Sunday, October 28, 2007

Mythology in everyday language

- by Janaki Krishnan
Last week, I visited my friend Nirupama in Dadar. It was 10:00 in the morning. "Where is your son?", I asked her. "Oh, that Kumbhakarna? He's still asleep", she said in Marathi. We both laughed. She was referring to the demon Kumbhakarna who slept for 6 months in a year, and could only be woken up with loud drumbeats and trumpets.

As I walked home, I thought about how Indian languages, even in common usage, are rich in mythology, and how a single mythological reference easily conveys a wealth of meaning.

I remember my grandmother, who was laid down by cancer in her later years, referring to my mother as Bhoomadevi - Mother Earth, for all the burdens she shouldered so patiently.

A short-tempered neighbour, known for his loud outbursts, earned the name Narasimha - Man-Lion. As kids, we used to be very amused, imagining him as Narasimha, the fearsome form of Vishnu, half-man, half-lion. Just as Narasimha refused to calm down even after destroying the demon Hiranyakashipu, our neighbour refused to be quiet even when his entire household had beaten a thorough retreat.

With a mythology as rich as ours, there is no end to amusing metaphors. Take for example, my food-loving cousin. Whenever he visited someone, he would always check with the lady of the house whether anything good was being served that day. Naturally, the elders often said to him "Don't be such a Bakasura!".

Similarly, I have heard wily women being referred to as Manthara, and short men as Vamana or Agastya. And of course, scheming men are universally described as Shakuni.
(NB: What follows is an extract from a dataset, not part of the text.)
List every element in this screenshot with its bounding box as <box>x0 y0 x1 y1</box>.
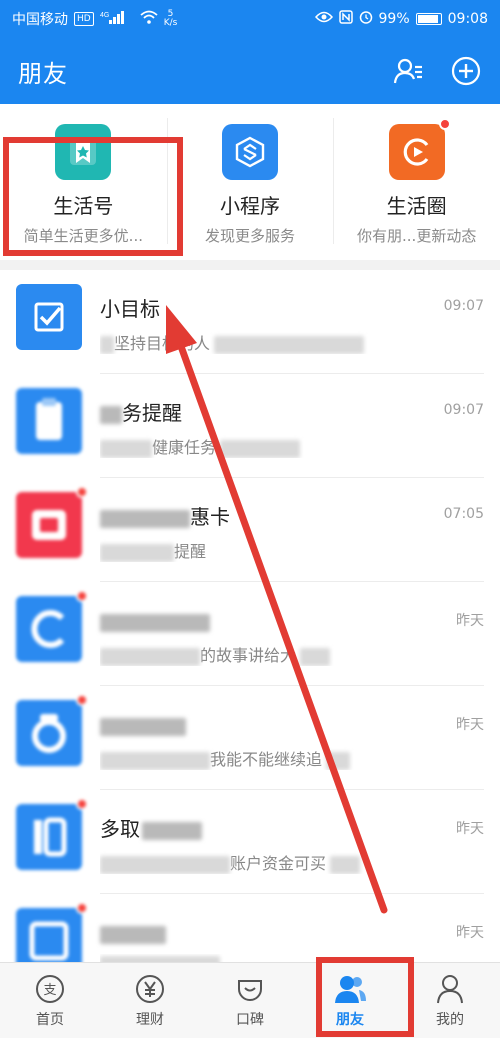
friends-screen: 中国移动 HD 4G 5 K/s 99% 09:08 朋友 生活号 简单生活更多… <box>0 0 500 1038</box>
annotation-arrow <box>166 305 388 914</box>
In modern times, these rich metaphors have taken on interesting shapes. Indian languages have begun to reflect more recent personalities and characters.

My colleague Deshpande was known for his truthfulness. "Oh, that man? He is such a Gandhi!" is how people described him. The tone would be sarcastic or humorous, and usually hinted that although Deshpande's integrity was high, he was somewhat out of touch with reality.

I have also heard households where the woman's voice is supreme being described as under 'Indira Gandhi Raj'. I'm sure, in a few years, 'Sonia-ji' will come to mean a woman who wields the real power from behind the scene!

Perhaps I should compile a new dictionary with all these fascinating metaphors, old and new. What do you say?

5 comments:

Charu said...

this is quite fascinating - definitely great material for a book - my favorite is naughty kids being called ' avataram' - have never understood that though - whose avataram does it refer to?!

Prakash said...

This is great. Charu, maybe the avataram refers to the kid being not ordinary.

My contributions here can be "Duravsar" meaning the sage Durvasa who was supposedly awfully short tempered and maybe referring to Mr. Deshpande as Harishchandran.

My personal favorite - Ujada Chaman for bald people.

Riesel said...

sonia, the italian mafia woman now in action in india.

Riesel

Anonymous said...

my dad had a funny comment for the households where the women ruled, he used to call it the petticot government

Heather said...

That is actually a very good idea, especially something you could offer on your tours!